浅草・浅草寺の境内で開かれた恒例の羽子板市(歳の市)に出かけた。
浅草に到着したのは午後3時過ぎ。外国人観光客も含めた人出でにぎわう仲見世を通り過ぎ、境内に入ると、本殿に向かって左側に羽子板を売る出店が数十軒軒を並べていた。
吉徳、久月など、人形で有名な店も含めて、各々の店には天井まで届く高さに羽子板が掲示され、まさに歳末の風情満点。

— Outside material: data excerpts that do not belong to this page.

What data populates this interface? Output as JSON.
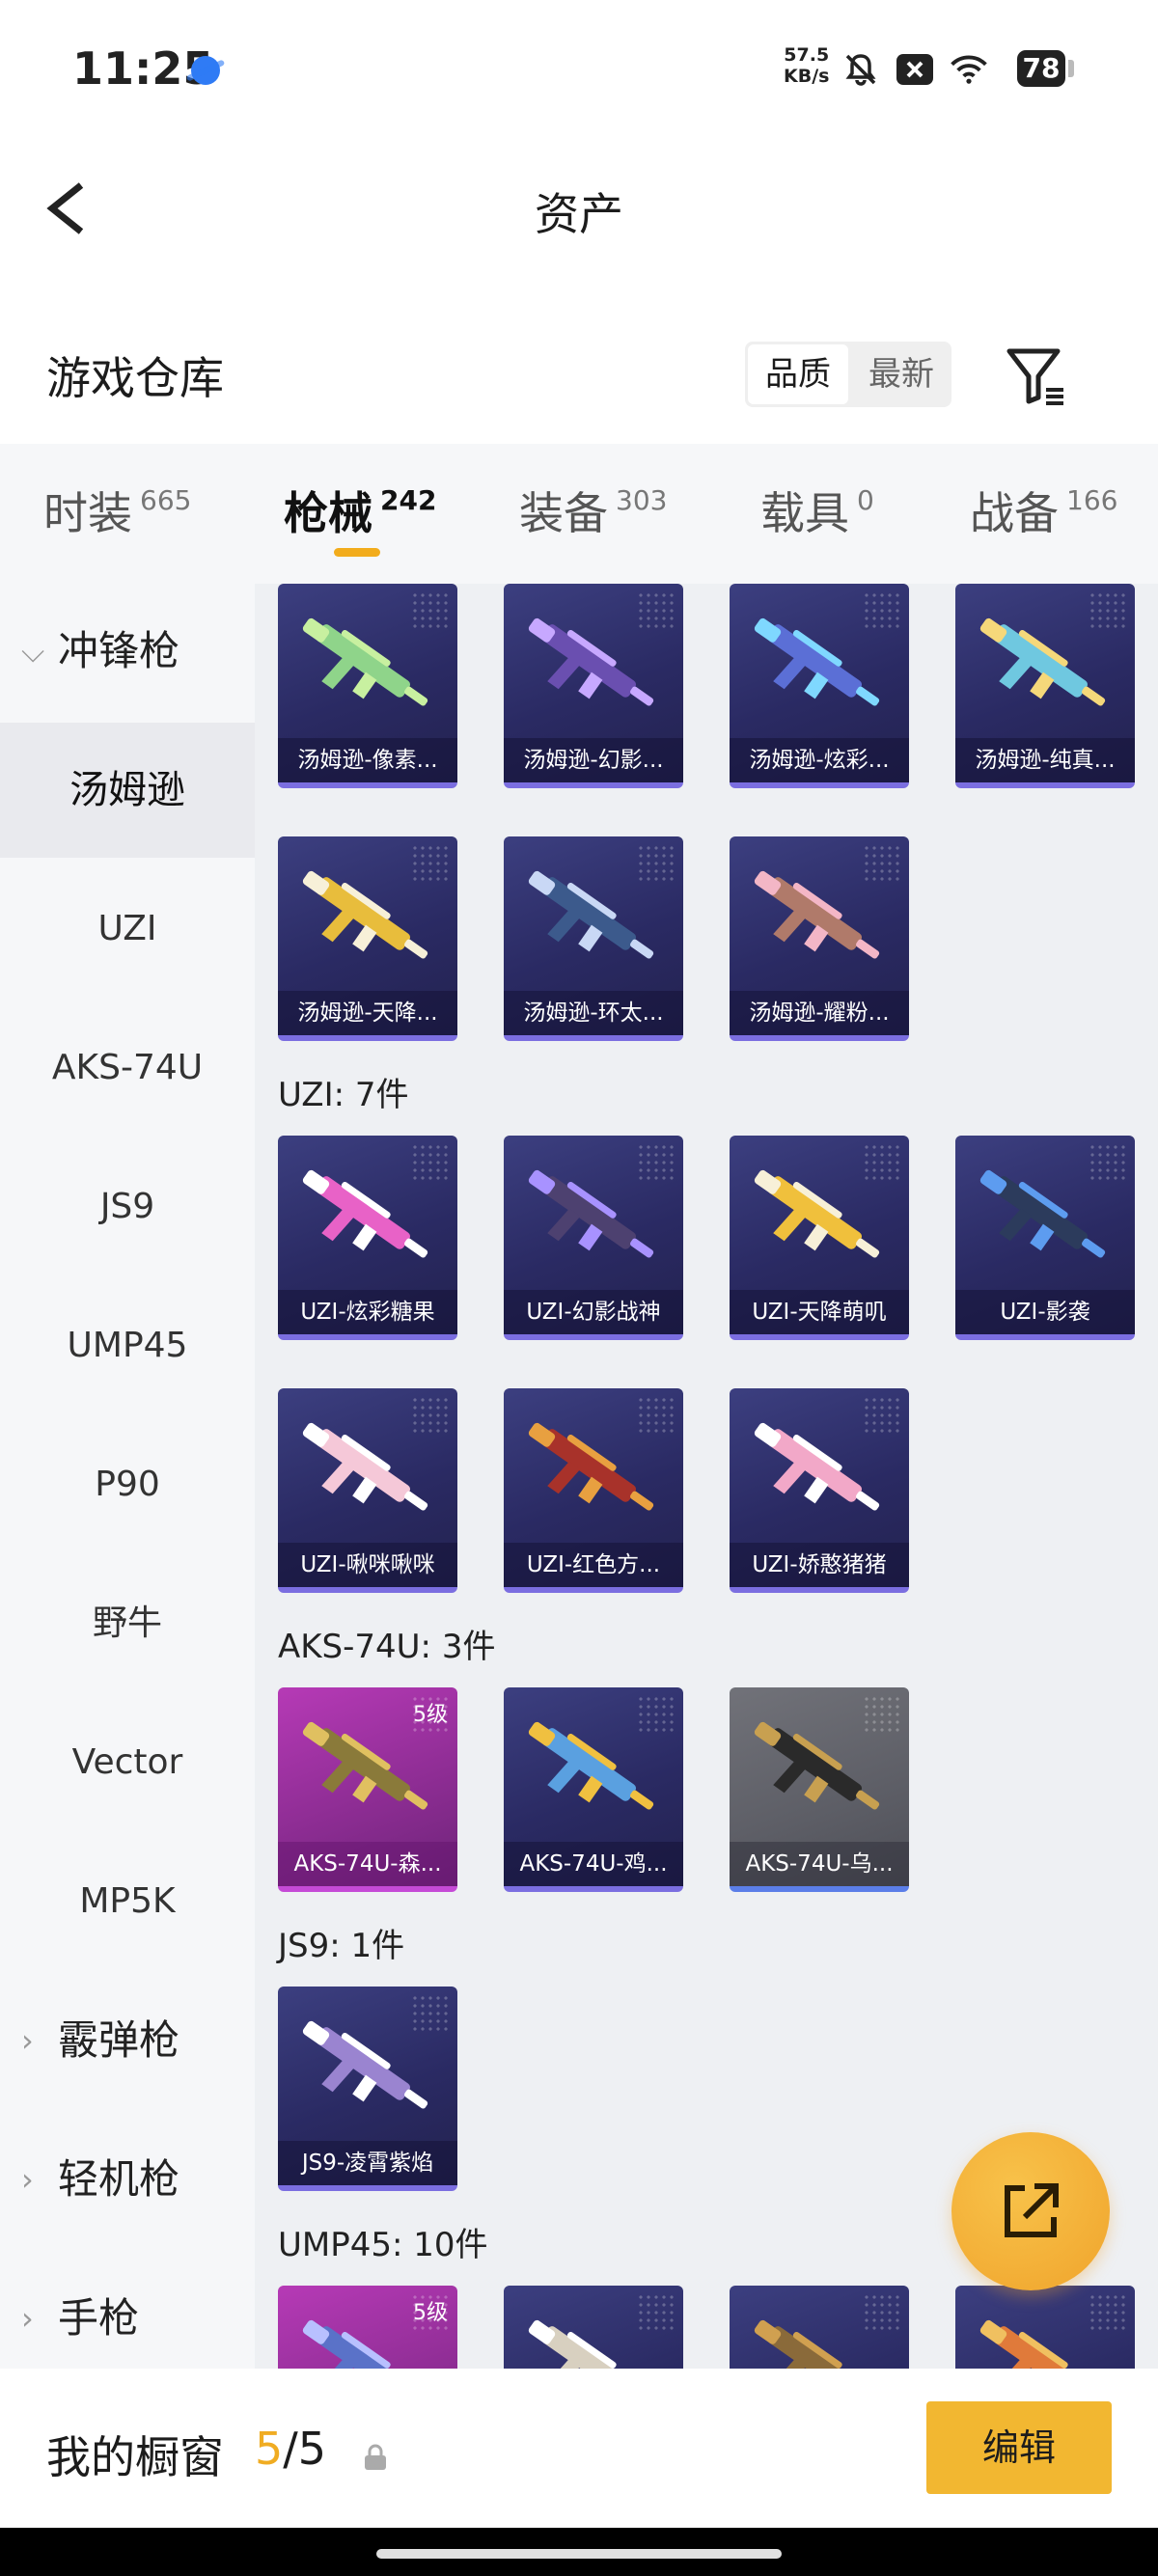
{
  "status_bar": {
    "time": "11:25",
    "speed_value": "57.5",
    "speed_unit": "KB/s",
    "battery": "78"
  },
  "header": {
    "title": "资产"
  },
  "warehouse": {
    "title": "游戏仓库",
    "sort_options": [
      "品质",
      "最新"
    ],
    "sort_selected": "品质"
  },
  "category_tabs": [
    {
      "label": "时装",
      "count": "665"
    },
    {
      "label": "枪械",
      "count": "242",
      "active": true
    },
    {
      "label": "装备",
      "count": "303"
    },
    {
      "label": "载具",
      "count": "0"
    },
    {
      "label": "战备",
      "count": "166"
    }
  ],
  "sidebar": {
    "items": [
      {
        "label": "冲锋枪",
        "type": "group",
        "expanded": true
      },
      {
        "label": "汤姆逊",
        "selected": true
      },
      {
        "label": "UZI"
      },
      {
        "label": "AKS-74U"
      },
      {
        "label": "JS9"
      },
      {
        "label": "UMP45"
      },
      {
        "label": "P90"
      },
      {
        "label": "野牛"
      },
      {
        "label": "Vector"
      },
      {
        "label": "MP5K"
      },
      {
        "label": "霰弹枪",
        "type": "group"
      },
      {
        "label": "轻机枪",
        "type": "group"
      },
      {
        "label": "手枪",
        "type": "group"
      }
    ]
  },
  "groups": {
    "thompson": {
      "items": [
        {
          "name": "汤姆逊-像素...",
          "gun_color": "#8fd48a",
          "accent": "#c8f0a0"
        },
        {
          "name": "汤姆逊-幻影...",
          "gun_color": "#6a4fb0",
          "accent": "#c7a8ff"
        },
        {
          "name": "汤姆逊-炫彩...",
          "gun_color": "#5b6fd6",
          "accent": "#7fd8ff"
        },
        {
          "name": "汤姆逊-纯真...",
          "gun_color": "#6fc8e0",
          "accent": "#f5d87a"
        },
        {
          "name": "汤姆逊-天降...",
          "gun_color": "#e8bd3c",
          "accent": "#f7f0d8"
        },
        {
          "name": "汤姆逊-环太...",
          "gun_color": "#3c5a8c",
          "accent": "#c9d8f5"
        },
        {
          "name": "汤姆逊-耀粉...",
          "gun_color": "#b07a6a",
          "accent": "#f3b6c6"
        }
      ]
    },
    "uzi": {
      "label": "UZI: 7件",
      "items": [
        {
          "name": "UZI-炫彩糖果",
          "gun_color": "#e862c7",
          "accent": "#ffffff"
        },
        {
          "name": "UZI-幻影战神",
          "gun_color": "#4d4170",
          "accent": "#a892ff"
        },
        {
          "name": "UZI-天降萌叽",
          "gun_color": "#f0c03c",
          "accent": "#f7f0d8"
        },
        {
          "name": "UZI-影袭",
          "gun_color": "#2c3b5c",
          "accent": "#5d9cf0"
        },
        {
          "name": "UZI-啾咪啾咪",
          "gun_color": "#f5c8d8",
          "accent": "#ffffff"
        },
        {
          "name": "UZI-红色方...",
          "gun_color": "#a8322a",
          "accent": "#e8a040"
        },
        {
          "name": "UZI-娇憨猪猪",
          "gun_color": "#f2a8c8",
          "accent": "#ffffff"
        }
      ]
    },
    "aks": {
      "label": "AKS-74U: 3件",
      "items": [
        {
          "name": "AKS-74U-森...",
          "gun_color": "#8a7a3a",
          "accent": "#e0c060",
          "style": "pink",
          "level": "5级"
        },
        {
          "name": "AKS-74U-鸡...",
          "gun_color": "#5aa0e0",
          "accent": "#f0c040"
        },
        {
          "name": "AKS-74U-乌...",
          "gun_color": "#2a2a2a",
          "accent": "#c8a050",
          "style": "gray"
        }
      ]
    },
    "js9": {
      "label": "JS9: 1件",
      "items": [
        {
          "name": "JS9-凌霄紫焰",
          "gun_color": "#9a84d0",
          "accent": "#ffffff"
        }
      ]
    },
    "ump45": {
      "label": "UMP45: 10件",
      "items": [
        {
          "name": "",
          "gun_color": "#5a72c8",
          "accent": "#b8c0ff",
          "style": "pink",
          "level": "5级"
        },
        {
          "name": "",
          "gun_color": "#d8d0c0",
          "accent": "#ffffff"
        },
        {
          "name": "",
          "gun_color": "#8a6a3a",
          "accent": "#d0a050"
        },
        {
          "name": "",
          "gun_color": "#e07a3a",
          "accent": "#f0c060"
        }
      ]
    }
  },
  "bottom_bar": {
    "label": "我的橱窗",
    "current": "5",
    "separator": "/",
    "total": "5",
    "edit_label": "编辑"
  },
  "colors": {
    "accent": "#f2ac1c",
    "card_rare": "#2a2a63",
    "card_epic": "#8e2d94"
  }
}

店をのぞいてみると、やはり着物姿の女性を描いた羽子板が主流。歌舞伎の演目にあるテーマの装いをした女性像が目に付く。
この姿などはまさに大和なでしこの典型的な美しさ。
こうした女性たちの顔立ちは、和装でイメージする喜多川歌麿などの美人画に比べると、ずいぶん丸みを帯びている。現代の美人像は、よく見る長い顔の浮世絵とは変わってきているということなのかもしれない。

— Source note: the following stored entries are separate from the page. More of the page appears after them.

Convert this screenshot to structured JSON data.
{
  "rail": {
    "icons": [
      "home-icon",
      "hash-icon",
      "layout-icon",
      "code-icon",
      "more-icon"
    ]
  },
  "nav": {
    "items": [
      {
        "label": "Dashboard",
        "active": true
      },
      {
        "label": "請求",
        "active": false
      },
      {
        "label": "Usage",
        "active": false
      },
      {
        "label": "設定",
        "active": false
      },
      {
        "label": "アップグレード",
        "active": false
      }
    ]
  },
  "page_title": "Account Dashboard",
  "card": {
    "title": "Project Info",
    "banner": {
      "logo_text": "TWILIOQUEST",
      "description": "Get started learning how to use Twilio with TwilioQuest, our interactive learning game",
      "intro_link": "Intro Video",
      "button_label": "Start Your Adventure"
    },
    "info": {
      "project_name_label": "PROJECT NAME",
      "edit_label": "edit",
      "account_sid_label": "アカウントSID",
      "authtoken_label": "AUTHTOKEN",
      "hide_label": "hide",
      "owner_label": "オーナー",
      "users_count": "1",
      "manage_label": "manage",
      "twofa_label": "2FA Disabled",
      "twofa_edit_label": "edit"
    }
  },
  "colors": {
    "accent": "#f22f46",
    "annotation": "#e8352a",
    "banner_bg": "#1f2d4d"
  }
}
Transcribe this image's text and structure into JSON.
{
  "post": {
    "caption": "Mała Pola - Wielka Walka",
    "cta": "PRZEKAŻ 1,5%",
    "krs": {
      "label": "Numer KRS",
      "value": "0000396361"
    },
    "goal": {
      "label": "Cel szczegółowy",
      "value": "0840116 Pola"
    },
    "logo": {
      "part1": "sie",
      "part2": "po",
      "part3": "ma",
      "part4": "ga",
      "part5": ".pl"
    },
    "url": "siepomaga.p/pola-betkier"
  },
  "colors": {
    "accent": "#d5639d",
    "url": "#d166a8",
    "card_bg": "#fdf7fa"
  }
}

顔立ちにもやはり流行はあるようだ。角度も大半は斜め45度の横顔が主流。
柔らかい指の動きも優雅だ。
こちらは藤娘のしっとりとした姿。
男顔はほとんど歌舞伎役者の舞台姿。連獅子や助六などといった姿が見られた。
伝統的なものばかりではなく、似顔絵の羽子板も。「35億」でブレークしたブルゾンちえみ。
ベテランでは黒柳徹子と西川きよし、ヘレン夫妻。
「やばいよ、やばいよ」の出川哲朗。
売買が成立すると、337拍子の拍手がわく。
数千円から数万円まで順調に売れていた。
場所が浅草寺の境内だけに、建物の姿にも引き付けられる。
夕暮れにライトアップされた本殿の堂々とした姿。
五重塔とスカイツリーが一枚の写真に納まる貴重なスポットがあった。
その五重塔は時間とともに刻々とビジュアルが変化する。
まず、日が沈んでシルエットが浮かぶ。
照明が当たり始めて次第に赤味を帯びてきた。
しっかりと輝きを放ち始めた。
青く沈みだす空と対照的に光を増した五重塔。
宝蔵門越しに見るスカイツリーも存在感を増していた。
江戸の情緒と現代の象徴とが一度に見える楽しみをたっぷりと味わった夜だった。